By Kent Larsen
LDS Missionary Tells Modesto Bee About El Salvador Quake
MODESTO, CALIFORNIA -- The Modesto Bee today carried an account of the El
Salvador earthquake from Elder Peter Stone, 21, who is currently serving an
LDS mission there. The earthquake, which hit the Central American country
Saturday morning, killed at least 600 people, including two LDS Church
members, according to an LDS Church press release. The quake measured 7.6 on
the Ricter scale.
Elder Stone told the Bee that the quake taught him something about the
equality among people. "This was not something only the rich or poor were
exposed to. No one could stop it. No one could hide. It taught me a lot
about equality. It was humbling and amazing."
The Church reports that none of the 325 LDS missionaries in El Salvador were
hurt, and that all have been accounted for. However, missionaries are
experiencing much of the damage. As a precaution, according to Elder Stone,
on the first night after the quake they were asked to sleep in their clothes
and have a back with a change of clothing, water and their scriptures handy.
In his conversation with the Bee on Monday morning, Elder Stone told the
paper about the quake. He said the quake started as a rumble that quickly
increased to a roar. When the walls in the building he was in cracked and
the roof shifted, he said, everyone ran out into the street. There, Elder
Stone said he saw the road buckling in waves and houses shaking as if they
were made of rubber. "Then there was this incredible silence that fell over
the town -- there was just perfect silence. The entire country froze for one
minute, causing everyone to look up in the sky and re-evaluate our existence."
After the quake, Elder Stone and his companion (who is not named in the
article) walked around the town of Chalchuapa, where they are serving, and
surveyed the damage, seeing adobe houses flattened, the walls of many
buildings cracked and rubble littering the streets.

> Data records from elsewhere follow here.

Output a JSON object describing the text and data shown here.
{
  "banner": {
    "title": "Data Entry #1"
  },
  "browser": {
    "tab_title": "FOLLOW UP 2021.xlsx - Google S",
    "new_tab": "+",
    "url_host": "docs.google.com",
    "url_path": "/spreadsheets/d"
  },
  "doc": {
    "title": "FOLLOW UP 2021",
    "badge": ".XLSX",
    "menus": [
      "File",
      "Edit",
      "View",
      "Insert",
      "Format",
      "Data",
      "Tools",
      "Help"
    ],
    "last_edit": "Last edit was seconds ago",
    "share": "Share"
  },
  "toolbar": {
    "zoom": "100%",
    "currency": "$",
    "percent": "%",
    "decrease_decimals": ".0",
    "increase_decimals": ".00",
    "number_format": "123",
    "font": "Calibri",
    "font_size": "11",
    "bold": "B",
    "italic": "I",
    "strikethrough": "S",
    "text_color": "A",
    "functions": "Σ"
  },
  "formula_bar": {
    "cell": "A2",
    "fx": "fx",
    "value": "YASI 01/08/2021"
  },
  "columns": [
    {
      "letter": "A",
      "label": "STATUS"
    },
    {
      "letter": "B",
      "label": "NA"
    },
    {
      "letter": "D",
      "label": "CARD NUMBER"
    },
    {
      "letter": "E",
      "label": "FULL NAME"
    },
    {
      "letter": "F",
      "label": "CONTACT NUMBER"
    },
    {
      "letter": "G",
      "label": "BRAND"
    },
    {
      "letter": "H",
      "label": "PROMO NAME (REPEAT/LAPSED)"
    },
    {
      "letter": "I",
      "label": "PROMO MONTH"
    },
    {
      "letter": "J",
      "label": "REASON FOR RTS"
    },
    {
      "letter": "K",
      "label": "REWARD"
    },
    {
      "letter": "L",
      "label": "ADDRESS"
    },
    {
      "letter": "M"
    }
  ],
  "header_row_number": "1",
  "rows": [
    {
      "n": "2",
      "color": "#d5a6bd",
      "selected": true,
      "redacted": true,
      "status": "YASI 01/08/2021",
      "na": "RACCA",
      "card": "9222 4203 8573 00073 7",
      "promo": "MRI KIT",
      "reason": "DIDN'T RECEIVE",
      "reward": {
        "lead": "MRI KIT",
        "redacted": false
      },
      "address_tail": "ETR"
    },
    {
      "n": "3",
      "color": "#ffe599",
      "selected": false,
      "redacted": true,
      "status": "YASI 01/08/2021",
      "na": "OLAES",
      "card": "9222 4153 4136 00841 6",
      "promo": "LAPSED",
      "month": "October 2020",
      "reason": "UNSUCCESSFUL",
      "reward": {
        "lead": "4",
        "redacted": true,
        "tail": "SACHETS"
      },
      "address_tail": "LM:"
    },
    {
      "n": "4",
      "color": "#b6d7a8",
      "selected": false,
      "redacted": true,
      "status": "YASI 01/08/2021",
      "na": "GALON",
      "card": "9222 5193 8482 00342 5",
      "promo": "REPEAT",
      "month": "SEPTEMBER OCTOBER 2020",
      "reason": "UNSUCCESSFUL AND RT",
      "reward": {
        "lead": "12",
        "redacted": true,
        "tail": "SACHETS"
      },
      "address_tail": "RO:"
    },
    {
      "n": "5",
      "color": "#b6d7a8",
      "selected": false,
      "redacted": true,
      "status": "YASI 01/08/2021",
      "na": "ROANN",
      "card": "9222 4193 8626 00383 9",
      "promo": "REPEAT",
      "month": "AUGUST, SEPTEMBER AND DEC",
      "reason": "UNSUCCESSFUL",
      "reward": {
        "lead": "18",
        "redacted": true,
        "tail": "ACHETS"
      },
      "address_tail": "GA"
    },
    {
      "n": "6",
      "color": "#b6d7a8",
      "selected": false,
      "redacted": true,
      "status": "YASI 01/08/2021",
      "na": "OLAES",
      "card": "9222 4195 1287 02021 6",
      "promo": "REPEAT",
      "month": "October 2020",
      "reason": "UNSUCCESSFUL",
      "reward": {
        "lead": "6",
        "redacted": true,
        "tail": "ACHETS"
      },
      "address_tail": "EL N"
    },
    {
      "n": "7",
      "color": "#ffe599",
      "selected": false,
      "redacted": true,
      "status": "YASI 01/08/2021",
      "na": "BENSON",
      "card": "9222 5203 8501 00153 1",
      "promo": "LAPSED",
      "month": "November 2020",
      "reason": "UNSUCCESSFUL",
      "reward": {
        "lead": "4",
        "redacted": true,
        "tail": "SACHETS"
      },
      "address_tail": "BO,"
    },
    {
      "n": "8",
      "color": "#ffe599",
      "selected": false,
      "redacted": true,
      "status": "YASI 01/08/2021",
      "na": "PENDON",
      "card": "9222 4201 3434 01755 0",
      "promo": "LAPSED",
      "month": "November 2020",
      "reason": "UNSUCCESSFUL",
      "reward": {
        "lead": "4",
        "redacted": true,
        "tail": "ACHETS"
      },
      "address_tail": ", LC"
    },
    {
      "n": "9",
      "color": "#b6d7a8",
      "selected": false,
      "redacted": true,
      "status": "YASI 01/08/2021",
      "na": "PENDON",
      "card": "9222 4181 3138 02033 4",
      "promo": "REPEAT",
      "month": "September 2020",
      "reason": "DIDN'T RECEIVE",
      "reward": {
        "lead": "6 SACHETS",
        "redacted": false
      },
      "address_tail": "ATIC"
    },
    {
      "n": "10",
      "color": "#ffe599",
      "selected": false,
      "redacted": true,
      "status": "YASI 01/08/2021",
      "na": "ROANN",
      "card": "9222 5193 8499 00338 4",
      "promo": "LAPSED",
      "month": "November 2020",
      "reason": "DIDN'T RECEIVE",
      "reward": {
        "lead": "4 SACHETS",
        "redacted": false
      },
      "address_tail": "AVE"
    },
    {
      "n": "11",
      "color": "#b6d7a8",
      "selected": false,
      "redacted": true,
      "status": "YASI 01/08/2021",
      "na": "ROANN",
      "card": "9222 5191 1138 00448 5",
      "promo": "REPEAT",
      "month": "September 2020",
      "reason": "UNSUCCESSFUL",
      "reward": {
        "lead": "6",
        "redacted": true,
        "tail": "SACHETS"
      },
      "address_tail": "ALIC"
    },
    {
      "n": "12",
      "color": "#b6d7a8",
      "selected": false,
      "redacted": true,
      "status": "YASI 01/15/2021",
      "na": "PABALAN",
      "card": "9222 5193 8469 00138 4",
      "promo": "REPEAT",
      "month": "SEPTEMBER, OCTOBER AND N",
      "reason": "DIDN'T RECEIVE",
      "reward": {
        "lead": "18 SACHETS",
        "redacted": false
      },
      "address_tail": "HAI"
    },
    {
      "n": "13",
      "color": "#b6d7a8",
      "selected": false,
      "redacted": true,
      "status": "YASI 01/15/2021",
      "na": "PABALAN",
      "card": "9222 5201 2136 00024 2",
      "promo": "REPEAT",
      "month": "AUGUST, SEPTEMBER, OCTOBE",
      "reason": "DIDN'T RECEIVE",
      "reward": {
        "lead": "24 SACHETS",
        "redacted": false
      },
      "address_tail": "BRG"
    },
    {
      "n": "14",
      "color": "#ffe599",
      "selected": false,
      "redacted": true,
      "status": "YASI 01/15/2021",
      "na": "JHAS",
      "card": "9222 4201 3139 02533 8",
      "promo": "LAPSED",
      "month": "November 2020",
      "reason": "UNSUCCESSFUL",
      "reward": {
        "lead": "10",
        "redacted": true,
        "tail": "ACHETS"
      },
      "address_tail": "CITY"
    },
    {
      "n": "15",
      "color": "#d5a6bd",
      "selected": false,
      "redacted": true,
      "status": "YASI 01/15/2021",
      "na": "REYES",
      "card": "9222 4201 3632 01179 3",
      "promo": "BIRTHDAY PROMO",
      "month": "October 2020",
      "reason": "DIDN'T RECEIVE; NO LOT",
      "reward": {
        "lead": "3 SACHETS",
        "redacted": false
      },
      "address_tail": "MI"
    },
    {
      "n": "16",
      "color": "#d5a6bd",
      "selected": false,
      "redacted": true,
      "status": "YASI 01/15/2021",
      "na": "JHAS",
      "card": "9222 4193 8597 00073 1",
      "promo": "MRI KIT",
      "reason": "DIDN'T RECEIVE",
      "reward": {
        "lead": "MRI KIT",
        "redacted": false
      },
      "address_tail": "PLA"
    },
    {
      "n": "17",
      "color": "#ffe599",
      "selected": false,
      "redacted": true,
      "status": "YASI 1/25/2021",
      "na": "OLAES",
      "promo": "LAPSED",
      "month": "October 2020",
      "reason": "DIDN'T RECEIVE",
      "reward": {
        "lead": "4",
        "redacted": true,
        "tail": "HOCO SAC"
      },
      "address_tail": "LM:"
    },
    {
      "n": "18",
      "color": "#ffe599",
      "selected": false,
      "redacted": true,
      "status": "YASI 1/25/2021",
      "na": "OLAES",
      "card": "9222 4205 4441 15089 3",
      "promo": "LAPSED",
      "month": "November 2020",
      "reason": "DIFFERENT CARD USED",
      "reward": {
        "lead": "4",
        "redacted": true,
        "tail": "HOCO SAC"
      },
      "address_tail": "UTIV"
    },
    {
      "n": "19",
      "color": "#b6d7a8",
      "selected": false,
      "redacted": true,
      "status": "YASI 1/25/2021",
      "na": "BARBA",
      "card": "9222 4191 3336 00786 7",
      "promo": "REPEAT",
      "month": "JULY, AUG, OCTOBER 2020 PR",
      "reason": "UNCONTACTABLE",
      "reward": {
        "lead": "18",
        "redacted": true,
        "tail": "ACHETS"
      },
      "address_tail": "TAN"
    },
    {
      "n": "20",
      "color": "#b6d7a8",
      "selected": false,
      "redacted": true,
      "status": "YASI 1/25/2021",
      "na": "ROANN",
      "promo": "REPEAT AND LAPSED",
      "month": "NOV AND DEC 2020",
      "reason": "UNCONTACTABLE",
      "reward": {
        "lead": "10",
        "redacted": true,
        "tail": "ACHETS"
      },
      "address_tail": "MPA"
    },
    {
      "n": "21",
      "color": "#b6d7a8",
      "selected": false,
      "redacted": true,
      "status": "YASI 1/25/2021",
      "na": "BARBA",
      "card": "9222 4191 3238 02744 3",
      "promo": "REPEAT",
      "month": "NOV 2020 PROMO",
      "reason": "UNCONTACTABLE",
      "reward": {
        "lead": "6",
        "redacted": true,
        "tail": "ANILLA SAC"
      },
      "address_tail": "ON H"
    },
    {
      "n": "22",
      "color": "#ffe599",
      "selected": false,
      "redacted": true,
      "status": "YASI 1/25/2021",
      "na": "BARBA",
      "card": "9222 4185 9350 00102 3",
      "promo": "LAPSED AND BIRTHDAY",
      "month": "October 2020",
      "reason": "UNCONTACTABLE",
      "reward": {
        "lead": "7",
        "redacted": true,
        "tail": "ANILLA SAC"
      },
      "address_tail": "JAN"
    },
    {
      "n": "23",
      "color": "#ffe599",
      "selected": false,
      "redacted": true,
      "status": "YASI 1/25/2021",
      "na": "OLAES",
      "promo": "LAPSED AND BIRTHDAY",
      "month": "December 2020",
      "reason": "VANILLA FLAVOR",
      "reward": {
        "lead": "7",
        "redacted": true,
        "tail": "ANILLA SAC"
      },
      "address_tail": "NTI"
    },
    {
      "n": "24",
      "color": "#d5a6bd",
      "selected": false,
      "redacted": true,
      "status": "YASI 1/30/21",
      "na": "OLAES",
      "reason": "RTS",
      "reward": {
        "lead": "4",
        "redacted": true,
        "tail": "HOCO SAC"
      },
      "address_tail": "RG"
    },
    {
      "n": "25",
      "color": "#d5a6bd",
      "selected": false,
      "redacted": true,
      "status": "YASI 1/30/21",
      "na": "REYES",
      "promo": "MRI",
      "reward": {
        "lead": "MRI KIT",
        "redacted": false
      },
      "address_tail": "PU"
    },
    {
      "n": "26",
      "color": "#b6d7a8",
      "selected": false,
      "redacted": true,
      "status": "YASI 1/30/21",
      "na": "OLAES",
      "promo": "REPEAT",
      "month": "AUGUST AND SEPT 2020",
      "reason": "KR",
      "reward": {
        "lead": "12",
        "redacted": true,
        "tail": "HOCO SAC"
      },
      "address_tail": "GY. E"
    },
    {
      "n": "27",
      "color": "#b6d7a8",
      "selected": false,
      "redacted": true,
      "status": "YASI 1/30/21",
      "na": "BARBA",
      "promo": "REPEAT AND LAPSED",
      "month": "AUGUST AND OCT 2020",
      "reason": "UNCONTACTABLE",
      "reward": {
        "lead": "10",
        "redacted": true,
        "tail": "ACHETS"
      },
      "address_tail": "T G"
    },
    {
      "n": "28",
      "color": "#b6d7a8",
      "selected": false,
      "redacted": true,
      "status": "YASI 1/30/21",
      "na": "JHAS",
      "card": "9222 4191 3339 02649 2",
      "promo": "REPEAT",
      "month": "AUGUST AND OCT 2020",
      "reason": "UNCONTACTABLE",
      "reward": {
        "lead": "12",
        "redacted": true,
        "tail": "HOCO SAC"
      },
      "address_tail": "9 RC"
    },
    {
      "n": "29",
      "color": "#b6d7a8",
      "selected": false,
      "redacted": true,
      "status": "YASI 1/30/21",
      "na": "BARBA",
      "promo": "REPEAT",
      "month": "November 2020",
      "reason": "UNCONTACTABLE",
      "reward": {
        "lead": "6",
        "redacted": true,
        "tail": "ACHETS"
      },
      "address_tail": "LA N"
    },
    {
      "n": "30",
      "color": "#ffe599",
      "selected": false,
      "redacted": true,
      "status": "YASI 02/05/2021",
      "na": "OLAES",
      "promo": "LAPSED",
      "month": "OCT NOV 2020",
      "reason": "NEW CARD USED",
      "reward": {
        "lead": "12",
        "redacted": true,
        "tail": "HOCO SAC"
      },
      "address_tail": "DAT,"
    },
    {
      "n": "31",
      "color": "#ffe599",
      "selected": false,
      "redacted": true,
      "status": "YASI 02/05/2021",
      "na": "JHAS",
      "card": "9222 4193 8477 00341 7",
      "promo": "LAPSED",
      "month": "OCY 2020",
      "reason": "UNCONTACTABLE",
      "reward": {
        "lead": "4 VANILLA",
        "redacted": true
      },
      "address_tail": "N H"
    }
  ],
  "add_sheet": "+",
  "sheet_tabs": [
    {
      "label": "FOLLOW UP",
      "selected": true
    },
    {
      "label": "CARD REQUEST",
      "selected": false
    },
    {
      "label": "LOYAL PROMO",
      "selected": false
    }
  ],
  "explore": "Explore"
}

Elder Stone also reported hearing that one "mission house" has collapsed,
and the town where another group of missionaries is serving had more than
60% of its buildings flattened. He says that the quake has even had an
effect on the psyche of the people. "Here in Chalchuapa, what has changed is
the psyche and emotional structure -- everyone is in pieces. You can see it
on their faces. Everyone is walking around cautiously."
He also expects that the quake will have an effect on the very nature of his
mission, saying that the missionaries will likely switch their efforts from
teaching to cleanup and community service.